My Polymarket trading strategy has a circuit breaker, and I've fixed the same bug five times.


Today, it happened for the sixth time, and I finally realized: it's not a code bug, it's that I was setting thresholds based on intuition.
Pause trading when the win rate drops below 75%—sounds reasonable, right? I had Claude run 1,179 historical trades to test this, and found:
The actual win rate of this strategy is 78.7%, and during normal fluctuations, it dips below 75% about 25% of the time. That means every four days, it stops itself once.
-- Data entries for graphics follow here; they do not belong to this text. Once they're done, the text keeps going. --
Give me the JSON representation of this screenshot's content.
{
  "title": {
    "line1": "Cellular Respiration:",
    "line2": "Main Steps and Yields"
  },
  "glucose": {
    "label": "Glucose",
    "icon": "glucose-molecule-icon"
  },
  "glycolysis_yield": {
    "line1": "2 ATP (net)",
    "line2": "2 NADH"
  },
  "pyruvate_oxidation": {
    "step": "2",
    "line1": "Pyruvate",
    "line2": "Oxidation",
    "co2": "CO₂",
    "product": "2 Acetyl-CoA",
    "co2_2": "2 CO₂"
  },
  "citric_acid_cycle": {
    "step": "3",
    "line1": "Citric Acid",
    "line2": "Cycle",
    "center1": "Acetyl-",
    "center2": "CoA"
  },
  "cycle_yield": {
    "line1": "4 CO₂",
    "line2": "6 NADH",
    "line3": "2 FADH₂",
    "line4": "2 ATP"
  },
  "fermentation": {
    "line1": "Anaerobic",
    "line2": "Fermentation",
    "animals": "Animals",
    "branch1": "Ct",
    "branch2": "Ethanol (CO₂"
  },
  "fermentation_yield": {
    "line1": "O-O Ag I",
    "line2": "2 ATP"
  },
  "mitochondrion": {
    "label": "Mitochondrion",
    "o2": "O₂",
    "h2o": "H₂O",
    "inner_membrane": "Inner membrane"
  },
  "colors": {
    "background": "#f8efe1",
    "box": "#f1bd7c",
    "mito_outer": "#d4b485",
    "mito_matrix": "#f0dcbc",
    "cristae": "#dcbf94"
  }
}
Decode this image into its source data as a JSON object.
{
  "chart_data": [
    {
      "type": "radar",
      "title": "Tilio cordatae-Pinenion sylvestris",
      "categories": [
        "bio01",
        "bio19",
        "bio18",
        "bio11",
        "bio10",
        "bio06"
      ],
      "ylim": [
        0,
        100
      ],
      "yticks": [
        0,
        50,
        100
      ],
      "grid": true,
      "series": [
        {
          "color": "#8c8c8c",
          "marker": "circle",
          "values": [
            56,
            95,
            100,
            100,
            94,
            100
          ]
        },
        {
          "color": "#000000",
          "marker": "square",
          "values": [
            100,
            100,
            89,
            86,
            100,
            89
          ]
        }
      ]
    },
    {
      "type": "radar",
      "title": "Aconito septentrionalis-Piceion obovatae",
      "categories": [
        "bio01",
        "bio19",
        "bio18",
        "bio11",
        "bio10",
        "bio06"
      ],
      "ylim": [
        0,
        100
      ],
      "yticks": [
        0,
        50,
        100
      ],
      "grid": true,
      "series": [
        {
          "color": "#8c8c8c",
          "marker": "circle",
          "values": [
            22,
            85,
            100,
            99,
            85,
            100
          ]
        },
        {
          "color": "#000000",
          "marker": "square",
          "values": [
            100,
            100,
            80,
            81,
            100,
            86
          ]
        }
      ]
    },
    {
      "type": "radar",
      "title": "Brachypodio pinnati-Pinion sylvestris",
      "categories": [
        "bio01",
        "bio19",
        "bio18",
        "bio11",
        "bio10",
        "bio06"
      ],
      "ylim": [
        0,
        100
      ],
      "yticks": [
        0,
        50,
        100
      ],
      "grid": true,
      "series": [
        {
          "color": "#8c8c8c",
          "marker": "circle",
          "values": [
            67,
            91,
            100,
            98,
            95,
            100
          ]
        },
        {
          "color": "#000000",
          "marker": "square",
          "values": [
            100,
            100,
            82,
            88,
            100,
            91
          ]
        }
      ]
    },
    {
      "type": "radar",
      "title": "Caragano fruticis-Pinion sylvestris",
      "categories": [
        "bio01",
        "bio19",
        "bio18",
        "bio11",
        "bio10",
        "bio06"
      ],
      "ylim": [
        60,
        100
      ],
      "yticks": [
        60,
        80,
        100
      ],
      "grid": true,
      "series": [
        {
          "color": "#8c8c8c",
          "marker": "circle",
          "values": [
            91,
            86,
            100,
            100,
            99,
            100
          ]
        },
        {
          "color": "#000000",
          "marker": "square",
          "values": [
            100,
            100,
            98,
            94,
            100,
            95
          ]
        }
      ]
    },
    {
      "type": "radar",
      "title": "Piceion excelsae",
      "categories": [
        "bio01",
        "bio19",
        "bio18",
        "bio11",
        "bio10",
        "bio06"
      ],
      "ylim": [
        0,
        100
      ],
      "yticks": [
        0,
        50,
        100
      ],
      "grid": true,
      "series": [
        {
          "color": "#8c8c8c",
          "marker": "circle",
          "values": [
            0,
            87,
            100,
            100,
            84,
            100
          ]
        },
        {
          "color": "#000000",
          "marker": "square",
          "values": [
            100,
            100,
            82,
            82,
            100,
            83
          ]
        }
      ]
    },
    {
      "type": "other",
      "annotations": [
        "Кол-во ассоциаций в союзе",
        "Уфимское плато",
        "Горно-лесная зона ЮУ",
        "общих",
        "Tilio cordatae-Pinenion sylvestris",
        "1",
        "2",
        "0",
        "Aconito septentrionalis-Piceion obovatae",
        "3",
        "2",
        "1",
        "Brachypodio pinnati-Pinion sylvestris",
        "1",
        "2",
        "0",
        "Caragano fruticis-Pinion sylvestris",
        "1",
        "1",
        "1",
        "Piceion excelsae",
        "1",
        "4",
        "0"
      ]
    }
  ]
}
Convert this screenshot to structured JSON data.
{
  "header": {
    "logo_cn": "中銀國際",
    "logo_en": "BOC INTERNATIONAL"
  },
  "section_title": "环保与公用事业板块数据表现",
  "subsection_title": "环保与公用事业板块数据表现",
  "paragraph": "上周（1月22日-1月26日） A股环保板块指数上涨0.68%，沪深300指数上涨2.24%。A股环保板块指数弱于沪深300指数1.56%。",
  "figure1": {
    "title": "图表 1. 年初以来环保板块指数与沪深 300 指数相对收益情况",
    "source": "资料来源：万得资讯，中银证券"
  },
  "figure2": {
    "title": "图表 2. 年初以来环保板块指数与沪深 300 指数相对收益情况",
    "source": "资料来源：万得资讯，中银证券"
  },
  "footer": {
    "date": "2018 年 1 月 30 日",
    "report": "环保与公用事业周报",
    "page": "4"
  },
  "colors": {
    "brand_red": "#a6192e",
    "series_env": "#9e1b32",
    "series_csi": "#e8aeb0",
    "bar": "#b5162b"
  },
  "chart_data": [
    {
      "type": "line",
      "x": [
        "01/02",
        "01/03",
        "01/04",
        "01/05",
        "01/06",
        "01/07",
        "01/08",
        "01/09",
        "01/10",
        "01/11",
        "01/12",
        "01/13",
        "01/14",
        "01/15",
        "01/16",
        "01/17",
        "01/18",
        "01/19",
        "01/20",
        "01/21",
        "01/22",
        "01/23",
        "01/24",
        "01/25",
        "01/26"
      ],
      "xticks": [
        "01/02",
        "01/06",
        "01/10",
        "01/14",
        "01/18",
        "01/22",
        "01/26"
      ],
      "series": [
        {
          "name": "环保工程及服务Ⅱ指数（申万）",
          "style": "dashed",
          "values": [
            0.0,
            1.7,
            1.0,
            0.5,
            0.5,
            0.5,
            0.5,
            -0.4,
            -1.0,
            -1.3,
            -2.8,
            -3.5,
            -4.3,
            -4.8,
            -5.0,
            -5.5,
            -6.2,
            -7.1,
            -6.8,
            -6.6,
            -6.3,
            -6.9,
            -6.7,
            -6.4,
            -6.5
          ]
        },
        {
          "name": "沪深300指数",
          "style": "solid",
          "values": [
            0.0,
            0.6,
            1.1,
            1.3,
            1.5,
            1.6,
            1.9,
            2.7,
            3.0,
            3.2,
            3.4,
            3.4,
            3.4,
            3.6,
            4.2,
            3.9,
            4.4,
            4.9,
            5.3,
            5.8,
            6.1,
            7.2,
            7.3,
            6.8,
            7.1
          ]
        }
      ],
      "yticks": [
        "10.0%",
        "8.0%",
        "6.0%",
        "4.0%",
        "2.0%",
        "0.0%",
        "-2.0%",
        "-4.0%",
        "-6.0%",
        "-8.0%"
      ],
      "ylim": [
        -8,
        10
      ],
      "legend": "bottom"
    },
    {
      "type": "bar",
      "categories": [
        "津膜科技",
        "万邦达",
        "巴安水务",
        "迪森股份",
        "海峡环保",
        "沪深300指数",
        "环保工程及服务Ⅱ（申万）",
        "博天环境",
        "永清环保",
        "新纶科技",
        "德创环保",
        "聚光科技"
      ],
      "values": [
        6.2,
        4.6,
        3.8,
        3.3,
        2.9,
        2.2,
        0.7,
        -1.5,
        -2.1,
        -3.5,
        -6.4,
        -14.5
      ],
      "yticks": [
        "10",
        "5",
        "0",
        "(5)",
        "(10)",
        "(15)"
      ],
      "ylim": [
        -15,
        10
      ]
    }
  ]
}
Even more absurd, in a sample of 50 trades, the difference between 74% and 75% is statistically insignificant, with a p-value of 0.43—statistics tell you these two numbers are essentially the same, but my code treats it as ironclad proof of "strategy failure."
Then, the circuit breaker pauses trading, and when it resumes, it detects the win rate is still 74% (no surprise, no trades means no change), so it pauses again—an endless loop. The strategy was halted for over five hours unnecessarily.
I fixed the recovery logic five times, but today I realized I shouldn't have paused at all.
Recalibrated the threshold with data: increased sample size from 50 to 100, and lowered the threshold from 75% to 68% (which is never touched during normal fluctuations). One fix, done.
Lesson learned: the biggest mistake in writing quantitative strategies isn't the algorithm itself, but relying on gut feeling for parameters.